The PC Local would switch out cars at Clyde, and interchange a few from the other PC Local from the PC Toledo Division-Norwalk Branch line in Clyde. Then the PC Local would come back SB to GR Tower SB from Clyde (loco cab forward in most cases), with about a dozen boxcars, approach the crossover again at GR and stop. E.D. would give PC the clear (after getting the clear from the N&W dispatcher by radio), then the PC Local would head south to Tiffin/Carey/Kenton, OH. Top speed on the PC Sandusky Branch during that time was about 10 mph, due to deferred maintenance (from as early as the 1950s/60s NYC days).
Also as noted above, PC had a Carey stationed Local called CCK-3, that switched cars at Sands and Tiffin. PC CCK-1/2 switched cars at the AC&Y and C&O interchanges at Carey and the quarry. At least another Carey-Kenton PC Local is known of (CCK-3/4) as well.

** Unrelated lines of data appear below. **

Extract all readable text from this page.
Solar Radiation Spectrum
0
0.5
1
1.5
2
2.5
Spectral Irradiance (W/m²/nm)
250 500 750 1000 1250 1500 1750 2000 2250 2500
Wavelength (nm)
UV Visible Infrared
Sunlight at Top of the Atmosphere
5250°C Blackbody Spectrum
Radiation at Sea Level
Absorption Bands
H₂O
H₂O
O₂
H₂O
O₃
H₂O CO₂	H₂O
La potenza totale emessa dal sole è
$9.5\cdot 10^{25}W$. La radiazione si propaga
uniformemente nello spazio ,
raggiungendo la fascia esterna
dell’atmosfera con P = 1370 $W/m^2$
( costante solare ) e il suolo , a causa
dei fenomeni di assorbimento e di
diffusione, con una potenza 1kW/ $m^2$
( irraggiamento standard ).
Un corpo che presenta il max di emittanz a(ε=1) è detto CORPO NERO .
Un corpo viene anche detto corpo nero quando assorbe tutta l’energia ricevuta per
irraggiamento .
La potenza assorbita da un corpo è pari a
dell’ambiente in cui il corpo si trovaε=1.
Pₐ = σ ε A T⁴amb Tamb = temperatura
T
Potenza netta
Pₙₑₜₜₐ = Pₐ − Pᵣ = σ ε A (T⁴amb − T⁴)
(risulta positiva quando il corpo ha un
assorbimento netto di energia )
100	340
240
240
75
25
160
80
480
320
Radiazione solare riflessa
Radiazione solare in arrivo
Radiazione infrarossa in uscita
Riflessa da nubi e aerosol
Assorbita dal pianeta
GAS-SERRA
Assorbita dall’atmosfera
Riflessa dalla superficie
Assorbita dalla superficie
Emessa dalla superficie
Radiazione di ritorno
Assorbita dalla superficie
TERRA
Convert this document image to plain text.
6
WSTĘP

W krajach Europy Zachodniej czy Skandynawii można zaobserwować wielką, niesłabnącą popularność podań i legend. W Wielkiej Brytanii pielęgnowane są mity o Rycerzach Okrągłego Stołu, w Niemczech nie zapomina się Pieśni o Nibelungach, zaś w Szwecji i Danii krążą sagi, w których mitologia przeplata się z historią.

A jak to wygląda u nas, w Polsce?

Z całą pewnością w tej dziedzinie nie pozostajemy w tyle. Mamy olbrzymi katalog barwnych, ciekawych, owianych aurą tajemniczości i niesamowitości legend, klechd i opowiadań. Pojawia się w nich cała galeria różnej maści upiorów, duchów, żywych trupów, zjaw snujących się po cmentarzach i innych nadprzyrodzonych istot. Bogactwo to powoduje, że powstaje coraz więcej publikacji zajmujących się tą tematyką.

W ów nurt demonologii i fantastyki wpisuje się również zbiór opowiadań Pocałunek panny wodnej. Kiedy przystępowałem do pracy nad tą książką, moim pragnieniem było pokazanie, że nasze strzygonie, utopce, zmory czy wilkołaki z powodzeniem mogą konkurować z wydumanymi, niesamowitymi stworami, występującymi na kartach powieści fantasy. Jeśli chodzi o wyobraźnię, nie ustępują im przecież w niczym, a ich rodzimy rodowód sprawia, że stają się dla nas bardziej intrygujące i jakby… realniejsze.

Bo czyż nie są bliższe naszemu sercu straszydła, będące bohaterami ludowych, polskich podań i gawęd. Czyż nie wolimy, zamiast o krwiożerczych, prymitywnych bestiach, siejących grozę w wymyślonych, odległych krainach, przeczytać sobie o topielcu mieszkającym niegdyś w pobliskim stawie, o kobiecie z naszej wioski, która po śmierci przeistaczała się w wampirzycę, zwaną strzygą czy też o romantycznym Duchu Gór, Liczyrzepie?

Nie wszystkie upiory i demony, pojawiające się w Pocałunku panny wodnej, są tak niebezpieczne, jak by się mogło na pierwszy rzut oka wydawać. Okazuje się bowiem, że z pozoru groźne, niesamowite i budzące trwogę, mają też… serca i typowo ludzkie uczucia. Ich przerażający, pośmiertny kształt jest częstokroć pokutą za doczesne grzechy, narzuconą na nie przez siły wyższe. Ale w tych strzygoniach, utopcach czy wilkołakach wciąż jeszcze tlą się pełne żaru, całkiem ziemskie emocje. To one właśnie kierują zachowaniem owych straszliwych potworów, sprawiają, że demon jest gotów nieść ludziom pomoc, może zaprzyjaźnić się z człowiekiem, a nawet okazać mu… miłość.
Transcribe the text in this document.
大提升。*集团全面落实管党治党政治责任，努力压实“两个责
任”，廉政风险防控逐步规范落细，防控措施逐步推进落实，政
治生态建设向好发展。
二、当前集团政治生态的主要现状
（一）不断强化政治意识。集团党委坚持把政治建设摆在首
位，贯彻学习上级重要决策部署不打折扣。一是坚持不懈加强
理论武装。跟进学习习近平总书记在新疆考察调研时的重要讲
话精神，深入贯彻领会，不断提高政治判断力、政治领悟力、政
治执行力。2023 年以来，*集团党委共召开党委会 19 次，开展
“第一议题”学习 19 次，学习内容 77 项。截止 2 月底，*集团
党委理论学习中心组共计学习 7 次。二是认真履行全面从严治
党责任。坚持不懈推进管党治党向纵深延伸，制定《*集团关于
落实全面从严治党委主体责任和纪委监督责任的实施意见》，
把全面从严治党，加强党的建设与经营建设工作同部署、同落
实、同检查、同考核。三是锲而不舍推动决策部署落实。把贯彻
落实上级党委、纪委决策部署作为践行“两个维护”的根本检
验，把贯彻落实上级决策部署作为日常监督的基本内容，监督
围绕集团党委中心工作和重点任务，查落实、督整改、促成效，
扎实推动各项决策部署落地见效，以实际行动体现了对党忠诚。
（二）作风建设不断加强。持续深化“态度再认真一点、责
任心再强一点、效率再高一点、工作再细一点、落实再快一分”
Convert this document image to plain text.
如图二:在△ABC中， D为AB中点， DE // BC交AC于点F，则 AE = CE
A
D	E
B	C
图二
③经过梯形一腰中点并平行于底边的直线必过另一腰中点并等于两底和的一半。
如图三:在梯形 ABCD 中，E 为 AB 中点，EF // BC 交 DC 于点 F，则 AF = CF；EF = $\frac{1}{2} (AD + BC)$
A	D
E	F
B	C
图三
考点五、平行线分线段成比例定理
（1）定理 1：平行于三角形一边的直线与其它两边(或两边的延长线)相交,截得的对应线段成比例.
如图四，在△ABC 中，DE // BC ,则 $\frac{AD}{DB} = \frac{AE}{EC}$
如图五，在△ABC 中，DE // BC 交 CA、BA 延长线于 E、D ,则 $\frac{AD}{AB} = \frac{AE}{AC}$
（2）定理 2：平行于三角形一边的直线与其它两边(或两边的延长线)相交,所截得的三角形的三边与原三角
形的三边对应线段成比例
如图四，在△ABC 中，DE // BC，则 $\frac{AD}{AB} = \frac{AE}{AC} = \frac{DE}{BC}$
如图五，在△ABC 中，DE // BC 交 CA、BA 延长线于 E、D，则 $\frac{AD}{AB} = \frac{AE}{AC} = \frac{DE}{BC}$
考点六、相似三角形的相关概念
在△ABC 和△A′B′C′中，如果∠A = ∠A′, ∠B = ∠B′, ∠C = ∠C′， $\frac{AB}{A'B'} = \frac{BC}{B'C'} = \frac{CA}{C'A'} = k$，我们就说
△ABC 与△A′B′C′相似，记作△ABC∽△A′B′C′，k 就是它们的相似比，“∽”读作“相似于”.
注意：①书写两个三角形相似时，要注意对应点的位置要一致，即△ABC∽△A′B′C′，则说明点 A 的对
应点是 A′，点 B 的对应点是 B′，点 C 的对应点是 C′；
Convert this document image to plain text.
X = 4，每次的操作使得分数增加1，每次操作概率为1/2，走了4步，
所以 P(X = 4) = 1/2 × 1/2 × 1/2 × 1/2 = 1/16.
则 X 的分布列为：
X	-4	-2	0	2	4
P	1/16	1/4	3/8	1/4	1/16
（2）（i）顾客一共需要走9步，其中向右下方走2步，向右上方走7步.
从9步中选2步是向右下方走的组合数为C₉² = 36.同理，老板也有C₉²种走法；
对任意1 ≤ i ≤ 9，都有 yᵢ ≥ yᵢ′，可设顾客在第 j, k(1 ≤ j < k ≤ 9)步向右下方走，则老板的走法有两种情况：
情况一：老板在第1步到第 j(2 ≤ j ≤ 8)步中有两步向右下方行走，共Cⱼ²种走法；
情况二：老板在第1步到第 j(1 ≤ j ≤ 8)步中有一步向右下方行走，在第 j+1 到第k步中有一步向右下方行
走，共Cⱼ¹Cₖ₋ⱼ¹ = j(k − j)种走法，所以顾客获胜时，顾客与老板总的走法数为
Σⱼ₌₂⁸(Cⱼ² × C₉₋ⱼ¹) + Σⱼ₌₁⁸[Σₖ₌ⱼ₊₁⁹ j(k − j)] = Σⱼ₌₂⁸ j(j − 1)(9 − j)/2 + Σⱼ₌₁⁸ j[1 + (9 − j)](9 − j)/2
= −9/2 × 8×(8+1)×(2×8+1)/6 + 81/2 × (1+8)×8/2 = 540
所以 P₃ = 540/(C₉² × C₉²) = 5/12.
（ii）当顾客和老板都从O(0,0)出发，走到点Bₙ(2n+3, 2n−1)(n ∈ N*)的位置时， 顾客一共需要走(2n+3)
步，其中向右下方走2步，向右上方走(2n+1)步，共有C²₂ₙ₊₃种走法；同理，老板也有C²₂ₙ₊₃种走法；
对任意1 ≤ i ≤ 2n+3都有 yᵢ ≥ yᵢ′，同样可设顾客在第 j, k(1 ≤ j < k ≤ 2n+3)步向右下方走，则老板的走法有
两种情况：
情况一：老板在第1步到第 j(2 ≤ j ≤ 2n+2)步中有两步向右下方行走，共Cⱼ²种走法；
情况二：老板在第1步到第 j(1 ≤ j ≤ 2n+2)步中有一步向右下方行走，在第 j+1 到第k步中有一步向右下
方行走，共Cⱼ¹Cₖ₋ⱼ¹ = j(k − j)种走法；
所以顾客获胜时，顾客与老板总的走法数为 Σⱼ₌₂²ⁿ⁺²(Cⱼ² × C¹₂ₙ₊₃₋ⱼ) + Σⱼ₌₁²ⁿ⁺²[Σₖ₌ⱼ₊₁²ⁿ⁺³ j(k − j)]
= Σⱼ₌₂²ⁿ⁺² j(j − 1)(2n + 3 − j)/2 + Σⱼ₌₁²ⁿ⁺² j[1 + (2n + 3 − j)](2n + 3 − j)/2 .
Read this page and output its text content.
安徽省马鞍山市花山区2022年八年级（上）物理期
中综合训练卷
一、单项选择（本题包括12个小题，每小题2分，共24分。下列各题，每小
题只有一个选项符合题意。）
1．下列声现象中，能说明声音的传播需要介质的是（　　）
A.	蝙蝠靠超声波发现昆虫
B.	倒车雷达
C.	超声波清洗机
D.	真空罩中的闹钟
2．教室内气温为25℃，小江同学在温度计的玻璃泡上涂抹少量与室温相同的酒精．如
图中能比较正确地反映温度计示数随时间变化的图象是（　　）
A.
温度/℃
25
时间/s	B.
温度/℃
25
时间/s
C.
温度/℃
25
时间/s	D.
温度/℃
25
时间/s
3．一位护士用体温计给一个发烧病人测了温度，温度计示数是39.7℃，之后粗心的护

Mike C. (originally of Galetown, OH) told us a story about around 1971-75, while in highschool, he and a buddy of his would hitch a ride on the PC Local to Clyde from the Galetown area (CR 195 crossing between Green Springs and Clyde). Once the Local was done working in Clyde after a few hours or so, they would hitch a ride back to the same area. Sometimes the PC crew would let them board the caboose (most likely a PC transfer caboose). At that time the Local was only moving around 20-25 MPH, due to speed restrictions from bad track.
This article is dedicated to E. Durnwald, a dedicated railroad worker, railroad historian, railfan, and family man, who worked for the N&W from the early 1970s, then with NS in the early 1980s, and then retired from NS around 2000. We met him in the late 1980s, and railfanned with him a few times until the very early ’90s. We caught back up with him in the late ’90s, and we would railfan many times at many locations, until he passed during 11/2021. Besides a fellow railfan and historian, he was also a very good person and good friend, and is greatly missed.
(We will continue to add to this article with more information and photos.)